The First Tier Tribunal (Tax) was asked to review a decision, made by HMRC, that a loan to private company Gladstar from the charity The Reb Moishe Foundation could not be treated as an approved charitable investment. The ruling offers useful guidance on applying the statutory test to determine if a loan made by a charity is a qualifying 'Type 12' Investment.
'Type 12' Investment refers to the list of 'approved charitable investments' set out in s558 Income Tax Act 2007 being: "A loan or other investment as to which an officer of Revenue and Customs is satisfied, on a claim, that it is made for the benefit of the charitable trust and not for the avoidance of tax (whether by the trust or any other person).”
The charity in this case was established with objects to relieve poverty and advance education amongst the Jewish community.
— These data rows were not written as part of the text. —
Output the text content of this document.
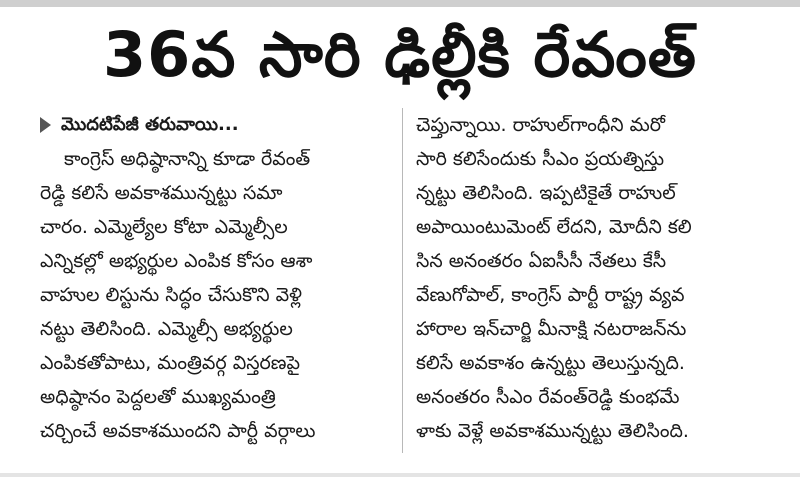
36వ సారి ఢిల్లీకి రేవంత్
మొదటిపేజీ తరువాయి...
కాంగ్రెస్ అధిష్ఠానాన్ని కూడా రేవంత్
రెడ్డి కలిసే అవకాశమున్నట్టు సమా
చారం. ఎమ్మెల్యేల కోటా ఎమ్మెల్సీల
ఎన్నికల్లో అభ్యర్థుల ఎంపిక కోసం ఆశా
వాహుల లిస్టును సిద్ధం చేసుకొని వెళ్లి
నట్టు తెలిసింది. ఎమ్మెల్సీ అభ్యర్థుల
ఎంపికతోపాటు, మంత్రివర్గ విస్తరణపై
అధిష్ఠానం పెద్దలతో ముఖ్యమంత్రి
చర్చించే అవకాశముందని పార్టీ వర్గాలు
చెప్తున్నాయి. రాహుల్‌గాంధీని మరో
సారి కలిసేందుకు సీఎం ప్రయత్నిస్తు
న్నట్టు తెలిసింది. ఇప్పటికైతే రాహుల్
అపాయింటుమెంట్ లేదని, మోదీని కలి
సిన అనంతరం ఏఐసీసీ నేతలు కేసీ
వేణుగోపాల్, కాంగ్రెస్ పార్టీ రాష్ట్ర వ్యవ
హారాల ఇన్‌చార్జి మీనాక్షి నటరాజన్‌ను
కలిసే అవకాశం ఉన్నట్టు తెలుస్తున్నది.
అనంతరం సీఎం రేవంత్‌రెడ్డి కుంభమే
ళాకు వెళ్లే అవకాశమున్నట్టు తెలిసింది.
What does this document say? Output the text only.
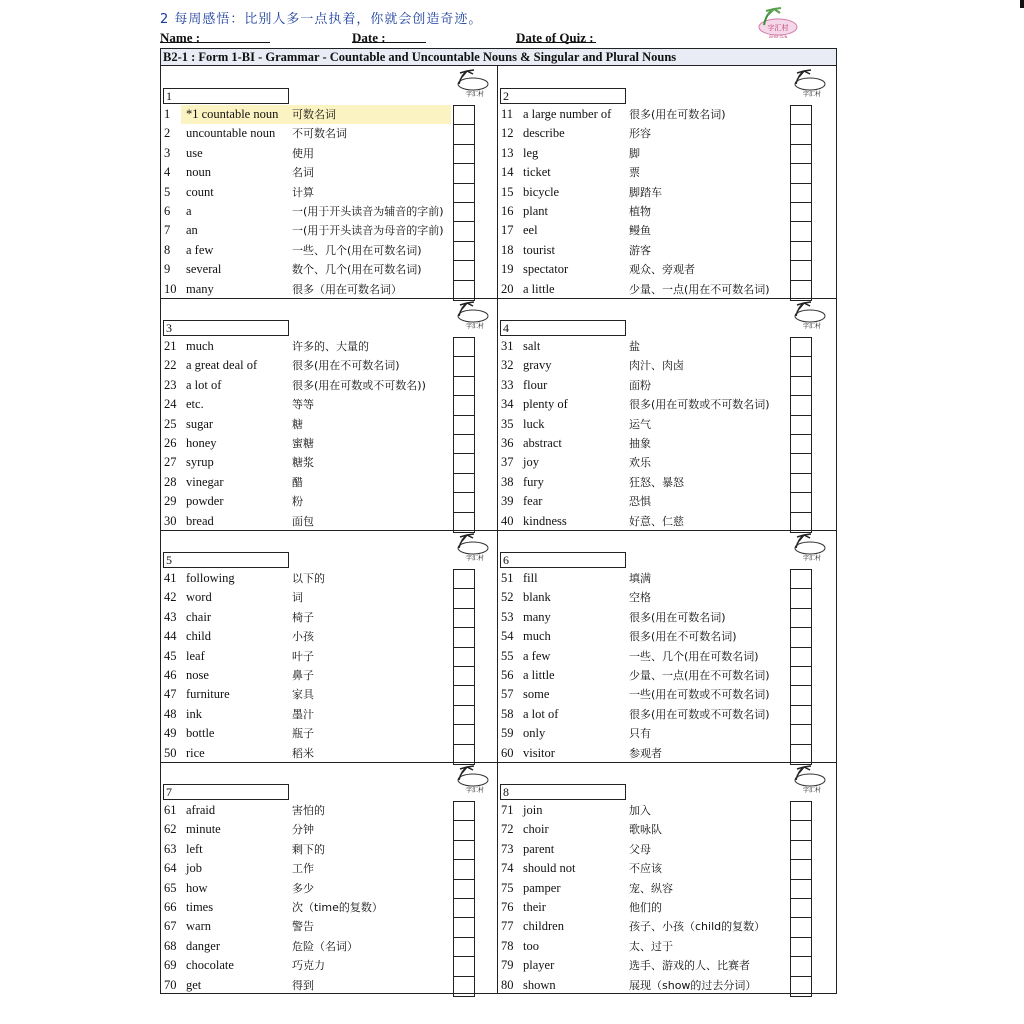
2 每周感悟：比别人多一点执着，你就会创造奇迹。
字汇村
ZIHUI CUN
Name :	Date :	Date of Quiz :
B2-1 : Form 1-BI - Grammar - Countable and Uncountable Nouns & Singular and Plural Nouns
字汇村
1
1 *1 countable noun 可数名词
2 uncountable noun 不可数名词
3 use	使用
4 noun	名词
5 count	计算
6 a	一(用于开头读音为辅音的字前)
7 an	一(用于开头读音为母音的字前)
8 a few	一些、几个(用在可数名词)
9 several	数个、几个(用在可数名词)
10 many	很多（用在可数名词）
字汇村
2
11 a large number of 很多(用在可数名词)
12 describe	形容
13 leg	脚
14 ticket	票
15 bicycle	脚踏车
16 plant	植物
17 eel	鳗鱼
18 tourist	游客
19 spectator	观众、旁观者
20 a little	少量、一点(用在不可数名词)
字汇村
3
21 much	许多的、大量的
22 a great deal of	很多(用在不可数名词)
23 a lot of	很多(用在可数或不可数名))
24 etc.	等等
25 sugar	糖
26 honey	蜜糖
27 syrup	糖浆
28 vinegar	醋
29 powder	粉
30 bread	面包
字汇村
4
31 salt	盐
32 gravy	肉汁、肉卤
33 flour	面粉
34 plenty of	很多(用在可数或不可数名词)
35 luck	运气
36 abstract	抽象
37 joy	欢乐
38 fury	狂怒、暴怒
39 fear	恐惧
40 kindness	好意、仁慈
字汇村
5
41 following	以下的
42 word	词
43 chair	椅子
44 child	小孩
45 leaf	叶子
46 nose	鼻子
47 furniture	家具
48 ink	墨汁
49 bottle	瓶子
50 rice	稻米
字汇村
6
51 fill	填满
52 blank	空格
53 many	很多(用在可数名词)
54 much	很多(用在不可数名词)
55 a few	一些、几个(用在可数名词)
56 a little	少量、一点(用在不可数名词)
57 some	一些(用在可数或不可数名词)
58 a lot of	很多(用在可数或不可数名词)
59 only	只有
60 visitor	参观者
字汇村
7
61 afraid	害怕的
62 minute	分钟
63 left	剩下的
64 job	工作
65 how	多少
66 times	次（time的复数）
67 warn	警告
68 danger	危险（名词）
69 chocolate	巧克力
70 get	得到
字汇村
8
71 join	加入
72 choir	歌咏队
73 parent	父母
74 should not	不应该
75 pamper	宠、纵容
76 their	他们的
77 children	孩子、小孩（child的复数）
78 too	太、过于
79 player	选手、游戏的人、比赛者
80 shown	展现（show的过去分词）
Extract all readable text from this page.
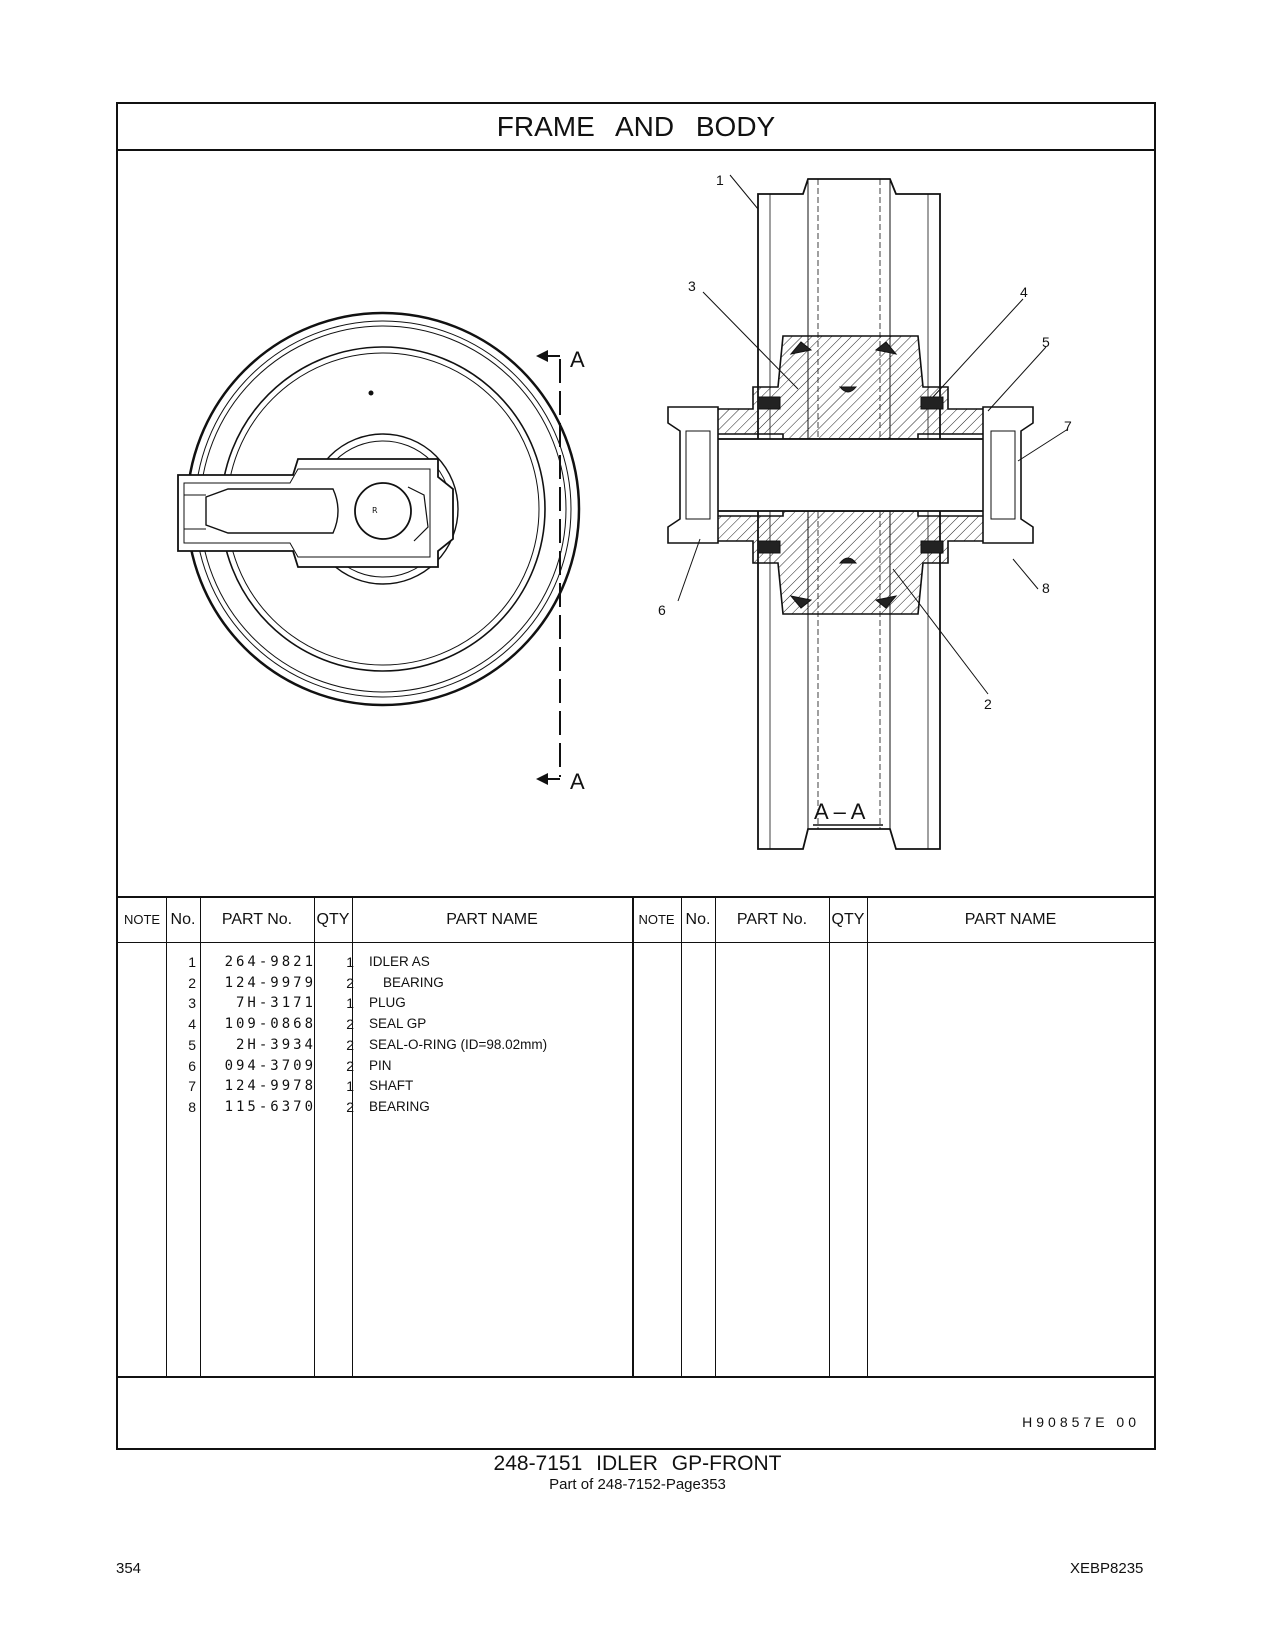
FRAME AND BODY
R
A
A
1
2
3	4
5
7
8
6
A – A
NOTE No.	PART No.	QTY	PART NAME	NOTE No.	PART No.	QTY	PART NAME
1	264-9821	1 IDLER AS
2	124-9979	2 BEARING
3	7H-3171	1 PLUG
4	109-0868	2 SEAL GP
5	2H-3934	2 SEAL-O-RING (ID=98.02mm)
6	094-3709	2 PIN
7	124-9978	1 SHAFT
8	115-6370	2 BEARING
H90857E 00
248-7151 IDLER GP-FRONT
Part of 248-7152-Page353
354	XEBP8235
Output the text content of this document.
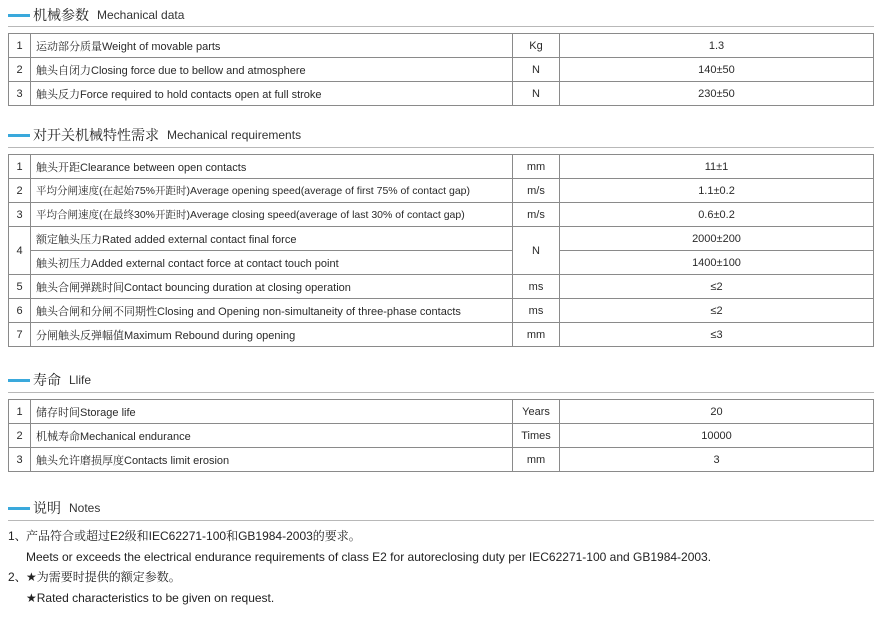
机械参数 Mechanical data
1	运动部分质量Weight of movable parts	Kg	1.3
2	触头自闭力Closing force due to bellow and atmosphere	N	140±50
3	触头反力Force required to hold contacts open at full stroke	N	230±50
对开关机械特性需求 Mechanical requirements
1	触头开距Clearance between open contacts	mm	11±1
2	平均分闸速度(在起始75%开距时)Average opening speed(average of first 75% of contact gap)	m/s	1.1±0.2
3	平均合闸速度(在最终30%开距时)Average closing speed(average of last 30% of contact gap)	m/s	0.6±0.2
4	额定触头压力Rated added external contact final force	N	2000±200
	触头初压力Added external contact force at contact touch point		1400±100
5	触头合闸弹跳时间Contact bouncing duration at closing operation	ms	≤2
6	触头合闸和分闸不同期性Closing and Opening non-simultaneity of three-phase contacts	ms	≤2
7	分闸触头反弹幅值Maximum Rebound during opening	mm	≤3
寿命 Llife
1	储存时间Storage life	Years	20
2	机械寿命Mechanical endurance	Times	10000
3	触头允许磨损厚度Contacts limit erosion	mm	3
说明 Notes
1、产品符合或超过E2级和IEC62271-100和GB1984-2003的要求。
Meets or exceeds the electrical endurance requirements of class E2 for autoreclosing duty per IEC62271-100 and GB1984-2003.
2、★为需要时提供的额定参数。
★Rated characteristics to be given on request.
At the time the transactions under consideration were made, one of the two trustees of the charity was also the company secretary of the company Gladstar, which was a commercial property investment company. Gladstar made donations of roughly £2.5 million to the charity. At around the time of the donations, the charity made a loan of £2 million to Gladstar, the terms of which included an interest rate of 24 %.
The charity argued that the reason for this loan was that it did not have an immediate use for the funds and that it could make a substantial return by lending money with an interest rate as mentioned above. The Tribunal considered the two limbs of the Type 12 Investment test, which should be considered separately:
That it is made for the benefit of the charitable trust
This was accepted by both the Tribunal and HMRC. This was based on the fact that the charity did benefit from a high rate of interest as a result of the loan. As noted below, the Charity Commission took a different view on this point.
That the loan is not for the avoidance of tax, whether by the charity or any other person
The Tribunal noted in particular that the funds had moved in a circle from Gladstar to the charity and ended up back where they started. Gladstar benefited from two separate tax reliefs as a result of the transactions, the first being Gift Aid on the donation and the second being for the interest paid on the loan. Considering the close relationship between the charity and Gladstar, the Tribunal decided on the balance of probabilities, the more likely reason behind the loan was the avoidance of tax by Gladstar.
The Tribunal did note that the correspondence between HMRC and the charity had focused on HMRC's guidance in relation to approved charitable investments, rather than the statutory rules. The view of the Tribunal was that what matters is whether a loan falls within the Type 12 statutory test and not whether it is consistent with HMRC guidance.
The Charity Commission also conducted its own inquiry into the charity as a result of the loan. Interestingly, the Commission reached a different view on whether the loan was in the best interests of the charity. Given the failure to manage the clear conflicts of interest and the fact that the charity did not take investment advice in relation to the loan, the Commission concluded that the trustees were unable to show that the loan was for the benefit of the charity.
The case has provided some useful guidance, in that when it comes to Type 12 loans the starting point is the statutory test when determining whether it is approved charitable expenditure. The HMRC guidance remains useful, but ultimately, HMRC case officers will be expected to show that they have applied the legislation and not just the guidance when reaching a decision. It is also worth noting the different emphasis of the Charity Commission when considering whether the loan was in the best interests of the charity. The Commission will not simply apply a commercial test, but expects to see good governance in terms of recording and justifying decisions and managing conflicts.